Herr Präsident, meine Damen und Herren! Die SPD-Fraktion hat sich offensichtlich an der diesjährigen Oscar-Verleihung ein Beispiel genommen: Da gab es die Auszeichnung als bester Hauptdarsteller für einen Wiedergänger. Und so beschäftigen auch wir uns mit einem Thema, zu dem wir eigentlich genau dieselbe Debatte schon im letzten Sommer geführt haben.

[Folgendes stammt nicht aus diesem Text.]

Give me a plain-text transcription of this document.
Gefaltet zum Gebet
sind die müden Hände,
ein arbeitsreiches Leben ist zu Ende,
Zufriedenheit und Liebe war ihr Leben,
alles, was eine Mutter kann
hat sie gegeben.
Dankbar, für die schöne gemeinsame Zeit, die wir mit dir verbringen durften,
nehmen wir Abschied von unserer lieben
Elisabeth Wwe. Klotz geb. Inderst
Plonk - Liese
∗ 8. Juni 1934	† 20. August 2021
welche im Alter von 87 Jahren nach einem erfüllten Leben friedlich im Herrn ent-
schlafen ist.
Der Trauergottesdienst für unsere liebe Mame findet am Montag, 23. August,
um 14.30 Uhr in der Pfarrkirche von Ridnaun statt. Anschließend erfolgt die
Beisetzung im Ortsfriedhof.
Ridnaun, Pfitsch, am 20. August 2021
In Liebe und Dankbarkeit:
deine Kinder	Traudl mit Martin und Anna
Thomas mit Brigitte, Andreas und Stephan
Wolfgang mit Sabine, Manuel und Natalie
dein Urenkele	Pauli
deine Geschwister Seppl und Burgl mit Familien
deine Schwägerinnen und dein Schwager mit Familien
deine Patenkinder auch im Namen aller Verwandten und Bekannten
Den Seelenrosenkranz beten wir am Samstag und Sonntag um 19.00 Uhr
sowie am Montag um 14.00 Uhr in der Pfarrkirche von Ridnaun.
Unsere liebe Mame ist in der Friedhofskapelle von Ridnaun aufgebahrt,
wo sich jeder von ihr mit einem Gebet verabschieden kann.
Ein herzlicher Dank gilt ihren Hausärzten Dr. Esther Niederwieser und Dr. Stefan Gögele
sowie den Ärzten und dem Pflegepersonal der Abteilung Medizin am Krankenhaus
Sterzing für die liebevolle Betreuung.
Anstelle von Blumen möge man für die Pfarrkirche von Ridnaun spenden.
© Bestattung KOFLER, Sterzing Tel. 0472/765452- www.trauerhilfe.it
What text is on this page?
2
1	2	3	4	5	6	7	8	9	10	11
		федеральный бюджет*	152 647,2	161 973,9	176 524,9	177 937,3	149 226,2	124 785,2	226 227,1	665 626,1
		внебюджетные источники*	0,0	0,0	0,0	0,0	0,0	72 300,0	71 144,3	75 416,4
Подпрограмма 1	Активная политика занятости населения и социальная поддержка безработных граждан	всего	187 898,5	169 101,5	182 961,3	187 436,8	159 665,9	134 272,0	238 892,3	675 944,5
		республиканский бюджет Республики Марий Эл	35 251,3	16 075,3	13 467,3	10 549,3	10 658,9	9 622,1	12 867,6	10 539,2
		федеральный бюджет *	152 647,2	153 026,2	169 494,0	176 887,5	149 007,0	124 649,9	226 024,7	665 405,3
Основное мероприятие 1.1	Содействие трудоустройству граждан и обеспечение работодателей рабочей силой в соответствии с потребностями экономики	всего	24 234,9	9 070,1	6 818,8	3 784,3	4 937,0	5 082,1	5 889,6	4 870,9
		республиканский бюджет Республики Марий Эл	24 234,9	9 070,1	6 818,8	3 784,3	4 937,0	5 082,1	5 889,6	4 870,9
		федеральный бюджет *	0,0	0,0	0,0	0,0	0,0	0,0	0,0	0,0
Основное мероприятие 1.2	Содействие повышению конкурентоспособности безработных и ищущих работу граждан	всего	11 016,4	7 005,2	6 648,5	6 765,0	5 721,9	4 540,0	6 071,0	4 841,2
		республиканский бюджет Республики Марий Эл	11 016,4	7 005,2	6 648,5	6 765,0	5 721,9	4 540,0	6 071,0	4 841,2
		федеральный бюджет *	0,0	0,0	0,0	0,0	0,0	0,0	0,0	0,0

Warum tun wir das? Nun, weil die Opposition in diesem Hause eine Chance gesehen hat, eine Protestbewegung von Eltern – die wir in der Landesregierung durchaus auch sehen und die wir sehr ernst nehmen – für die Kommunalwahl nutzbar zu machen,
obwohl das definitiv kein kommunalpolitisches Thema ist. Der Oppositionsführer hat das dankenswerterweise auch ganz offen zugegeben. Wenn man der Zeitung an dieser Stelle glauben darf, hat Herr Schäfer-Gümbel als bekennender Fußballfan sinngemäß erklärt: Wenn man den Ball so vorgelegt bekommt, dann muss man ihn auch versenken.
Nun, das ist politisch legitim und nicht zu kritisieren. Ob es ihm am Sonntag wirklich so viel genutzt hat, das lasse ich jetzt dahingestellt.
Aber das zeigt natürlich, worum es bei dieser Debatte eigentlich geht: Es ist ein Nachkarten aus dem Wahlkampf.